O Globo
Após dez dias de julgamento, o 2º Tribunal do Júri do Rio condenou, na madrugada de hoje, o ex-vereador Jairo Souza Santos Júnior, o Jairinho, pelos crimes de homicídio duplamente qualificado, tortura e coação no curso do processo pela morte de Henry Borel. A pena total foi fixada em 43 anos, 9 meses e 20 dias de reclusão.
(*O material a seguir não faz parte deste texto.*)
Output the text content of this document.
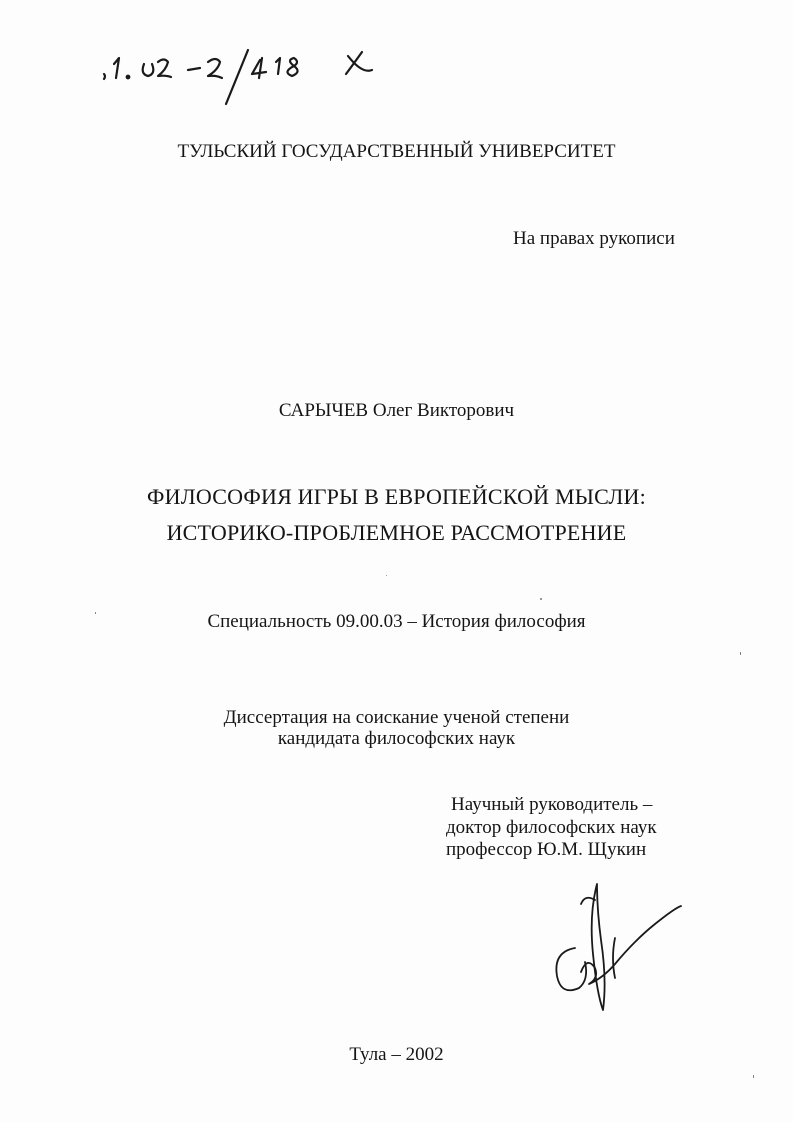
ТУЛЬСКИЙ ГОСУДАРСТВЕННЫЙ УНИВЕРСИТЕТ
На правах рукописи
САРЫЧЕВ Олег Викторович
ФИЛОСОФИЯ ИГРЫ В ЕВРОПЕЙСКОЙ МЫСЛИ:
ИСТОРИКО-ПРОБЛЕМНОЕ РАССМОТРЕНИЕ
Специальность 09.00.03 – История философия
Диссертация на соискание ученой степени
кандидата философских наук
Научный руководитель –
доктор философских наук
профессор Ю.М. Щукин
Тула – 2002
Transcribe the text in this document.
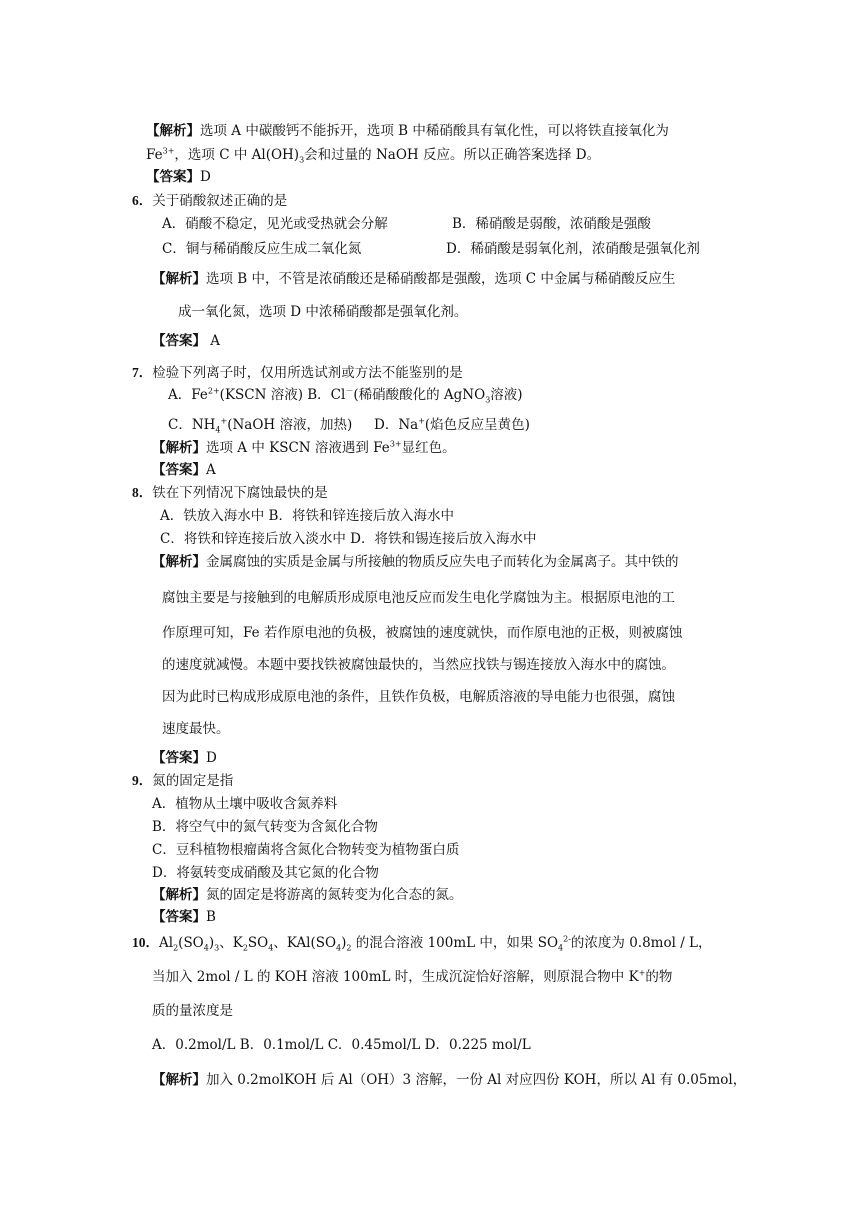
【解析】选项 A 中碳酸钙不能拆开，选项 B 中稀硝酸具有氧化性，可以将铁直接氧化为
$Fe^{3+}$，选项 C 中 $Al(OH)_3$会和过量的 NaOH 反应。所以正确答案选择 D。
【答案】D
6．关于硝酸叙述正确的是
A．硝酸不稳定，见光或受热就会分解	B．稀硝酸是弱酸，浓硝酸是强酸
C．铜与稀硝酸反应生成二氧化氮	D．稀硝酸是弱氧化剂，浓硝酸是强氧化剂
【解析】选项 B 中，不管是浓硝酸还是稀硝酸都是强酸，选项 C 中金属与稀硝酸反应生
成一氧化氮，选项 D 中浓稀硝酸都是强氧化剂。
【答案】 A
7．检验下列离子时，仅用所选试剂或方法不能鉴别的是
A．$Fe^{2+}(KSCN$ 溶液) B．Cl－(稀硝酸酸化的 AgNO$_3$溶液)
C．$NH_4^+(NaOH$ 溶液，加热) D．Na+(焰色反应呈黄色)
【解析】选项 A 中 KSCN 溶液遇到 $Fe^{3+}$显红色。
【答案】A
8．铁在下列情况下腐蚀最快的是
A．铁放入海水中 B．将铁和锌连接后放入海水中
C．将铁和锌连接后放入淡水中 D．将铁和锡连接后放入海水中
【解析】金属腐蚀的实质是金属与所接触的物质反应失电子而转化为金属离子。其中铁的
腐蚀主要是与接触到的电解质形成原电池反应而发生电化学腐蚀为主。根据原电池的工
作原理可知，Fe 若作原电池的负极，被腐蚀的速度就快，而作原电池的正极，则被腐蚀
的速度就减慢。本题中要找铁被腐蚀最快的，当然应找铁与锡连接放入海水中的腐蚀。
因为此时已构成形成原电池的条件，且铁作负极，电解质溶液的导电能力也很强，腐蚀
速度最快。
【答案】D
9．氮的固定是指
A．植物从土壤中吸收含氮养料
B．将空气中的氮气转变为含氮化合物
C．豆科植物根瘤菌将含氮化合物转变为植物蛋白质
D．将氨转变成硝酸及其它氮的化合物
【解析】氮的固定是将游离的氮转变为化合态的氮。
【答案】B
10．$Al_2(SO_4)_3$、$K_2SO_4$、$KAl(SO_4)_2$ 的混合溶液 100mL 中，如果 $SO_4^{2-}$的浓度为 0.8mol / L，
当加入 2mol / L 的 KOH 溶液 100mL 时，生成沉淀恰好溶解，则原混合物中 K+的物
质的量浓度是
A．0.2mol/L B．0.1mol/L C．0.45mol/L D．0.225 mol/L
【解析】加入 0.2molKOH 后 Al（OH）3 溶解，一份 Al 对应四份 KOH，所以 Al 有 0.05mol，
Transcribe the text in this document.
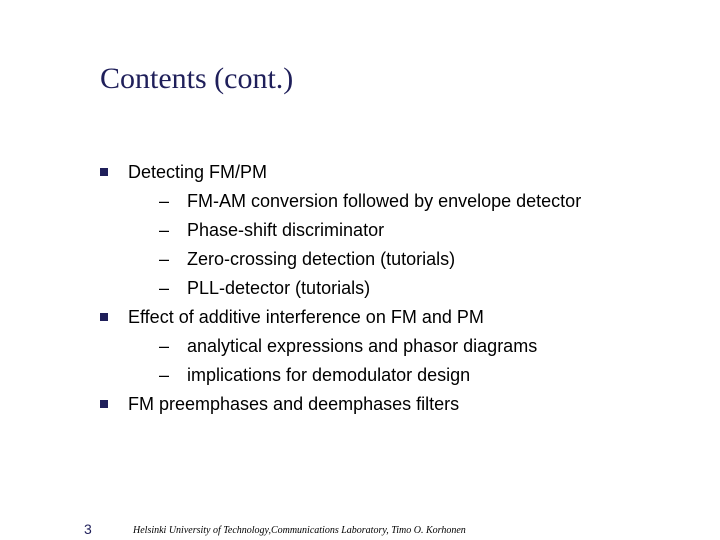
Contents (cont.)
Detecting FM/PM
– FM-AM conversion followed by envelope detector
– Phase-shift discriminator
– Zero-crossing detection (tutorials)
– PLL-detector (tutorials)
Effect of additive interference on FM and PM
– analytical expressions and phasor diagrams
– implications for demodulator design
FM preemphases and deemphases filters
3	Helsinki University of Technology,Communications Laboratory, Timo O. Korhonen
Já Monique Medeiros, mãe do menino, teve a acusação de homicídio doloso desclassificada pelos jurados. O Conselho de Sentença entendeu que houve negligência em sua conduta, reconhecendo a prática de homicídio culposo. Apesar disso, a juíza Elizabeth Machado Louro concedeu perdão judicial pelo crime. Monique também foi condenada por omissão em relação à tortura sofrida pelo filho. A sentença foi lida por volta de 1h da manhã.
Leia maisOs jurados acolheram a tese acusatória de que Jairinho foi responsável pela morte de Henry e também pela prática de tortura contra o menino. Além disso, o ex-vereador foi condenado por coação no curso do processo. Na dosimetria, a magistrada fixou as seguintes penas:
- Por homicídio: 35 anos, 6 meses e 20 dias;
- Por tortura: 6 anos e 3 meses;
- Por coação no curso do processo: 2 anos.
Ao justificar a pena, Elizabeth Machado Louro fez duras críticas à conduta do réu. Segundo a magistrada, Jairinho demonstrou uma “personalidade insidiosa, perfeitamente apta ao engano e à dissimulação”. A juíza também destacou a condição de extrema vulnerabilidade de Henry e afirmou que a criança foi submetida a sofrimento físico e psicológico incompatível com sua idade.
No caso de Monique Medeiros, os jurados afastaram a acusação de homicídio doloso. O entendimento foi de que não houve intenção de matar, mas, sim, negligência, resultando na desclassificação para homicídio culposo.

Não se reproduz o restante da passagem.